There were significant differences in blood pressure and other secondary outcomes, and these differences among the three treatments have generated considerable debate. This controversy is based on the still unresolved question of whether some classes of agents offer additional beneficial effects on cardiovascular and renal events that go beyond their ability to lower blood pressure. Identical reduction in blood pressure for all study groups would be necessary to answer this question; however, this critical outcome was not achieved in ALLHAT nor has it been achieved in most other similarly designed, large RCTs. Most of the significant findings of ALLHAT were in line with results from previous large RCTs that have shown the benefits of diuretics, the lack of superiority of various antihypertensive classes, and the need for combination therapy.
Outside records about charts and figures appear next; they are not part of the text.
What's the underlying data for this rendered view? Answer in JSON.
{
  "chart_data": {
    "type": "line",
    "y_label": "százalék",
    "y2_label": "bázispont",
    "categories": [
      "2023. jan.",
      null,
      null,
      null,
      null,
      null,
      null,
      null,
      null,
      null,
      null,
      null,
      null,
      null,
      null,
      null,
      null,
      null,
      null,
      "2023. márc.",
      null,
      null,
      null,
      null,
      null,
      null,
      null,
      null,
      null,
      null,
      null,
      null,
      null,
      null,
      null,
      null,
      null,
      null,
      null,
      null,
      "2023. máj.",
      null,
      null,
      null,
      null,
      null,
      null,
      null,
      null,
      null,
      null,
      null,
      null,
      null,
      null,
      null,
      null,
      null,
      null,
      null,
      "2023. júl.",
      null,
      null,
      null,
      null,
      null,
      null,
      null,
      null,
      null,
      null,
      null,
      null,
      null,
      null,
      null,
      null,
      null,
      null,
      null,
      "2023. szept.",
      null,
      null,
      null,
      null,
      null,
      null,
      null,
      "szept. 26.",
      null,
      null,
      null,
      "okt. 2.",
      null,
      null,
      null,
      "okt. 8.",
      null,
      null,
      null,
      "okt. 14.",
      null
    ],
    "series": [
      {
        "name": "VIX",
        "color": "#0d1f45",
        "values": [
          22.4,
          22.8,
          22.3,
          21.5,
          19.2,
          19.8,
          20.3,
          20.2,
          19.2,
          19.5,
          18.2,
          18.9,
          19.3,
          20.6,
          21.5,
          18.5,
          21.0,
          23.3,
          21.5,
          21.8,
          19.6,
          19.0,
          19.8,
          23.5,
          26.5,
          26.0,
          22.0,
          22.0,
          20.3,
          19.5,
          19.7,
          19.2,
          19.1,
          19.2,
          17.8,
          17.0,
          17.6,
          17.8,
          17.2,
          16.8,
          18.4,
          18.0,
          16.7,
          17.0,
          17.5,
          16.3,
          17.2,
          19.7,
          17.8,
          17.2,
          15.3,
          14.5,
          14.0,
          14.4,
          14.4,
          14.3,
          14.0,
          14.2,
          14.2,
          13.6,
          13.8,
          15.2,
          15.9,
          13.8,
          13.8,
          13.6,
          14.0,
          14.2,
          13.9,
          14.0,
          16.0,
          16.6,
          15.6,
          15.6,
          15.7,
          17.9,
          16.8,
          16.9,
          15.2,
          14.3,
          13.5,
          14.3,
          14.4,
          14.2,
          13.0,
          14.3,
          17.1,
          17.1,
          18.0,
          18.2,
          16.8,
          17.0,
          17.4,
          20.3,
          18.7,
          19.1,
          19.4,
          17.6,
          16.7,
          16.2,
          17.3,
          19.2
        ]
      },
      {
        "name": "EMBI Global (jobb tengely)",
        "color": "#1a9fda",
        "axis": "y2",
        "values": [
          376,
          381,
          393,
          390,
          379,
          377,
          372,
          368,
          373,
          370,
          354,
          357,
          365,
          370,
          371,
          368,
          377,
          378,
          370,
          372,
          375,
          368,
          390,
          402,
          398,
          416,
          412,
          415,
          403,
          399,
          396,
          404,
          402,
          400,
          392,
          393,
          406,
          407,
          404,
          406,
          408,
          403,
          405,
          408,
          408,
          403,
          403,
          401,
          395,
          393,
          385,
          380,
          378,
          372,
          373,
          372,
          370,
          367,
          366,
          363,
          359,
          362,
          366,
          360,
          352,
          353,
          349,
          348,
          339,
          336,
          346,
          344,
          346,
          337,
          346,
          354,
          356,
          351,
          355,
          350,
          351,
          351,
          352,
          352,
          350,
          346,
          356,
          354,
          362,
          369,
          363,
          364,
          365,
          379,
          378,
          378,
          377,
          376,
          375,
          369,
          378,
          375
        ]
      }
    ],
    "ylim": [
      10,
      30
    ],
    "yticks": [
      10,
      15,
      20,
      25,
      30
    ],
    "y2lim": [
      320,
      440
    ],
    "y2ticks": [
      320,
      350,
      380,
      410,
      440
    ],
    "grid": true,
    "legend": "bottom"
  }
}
Although the blood pressure differences among the groups in ALLHAT were small, they were statistically significant. These small differences in both systolic blood pressure and diastolic blood pressure have been shown in other studies to make a significant difference in CVD outcomes. ¹³ , ¹⁴ A recent meta‐analysis ¹⁵ of the relationship between blood pressure and clinical events, based on observations of usual blood pressure in 1 million persons enrolled in prospective epidemiologic studies, indicated that blood pressure differences similar to those observed in ALLHAT could account for powerful effects on stroke and CHD mortality rates.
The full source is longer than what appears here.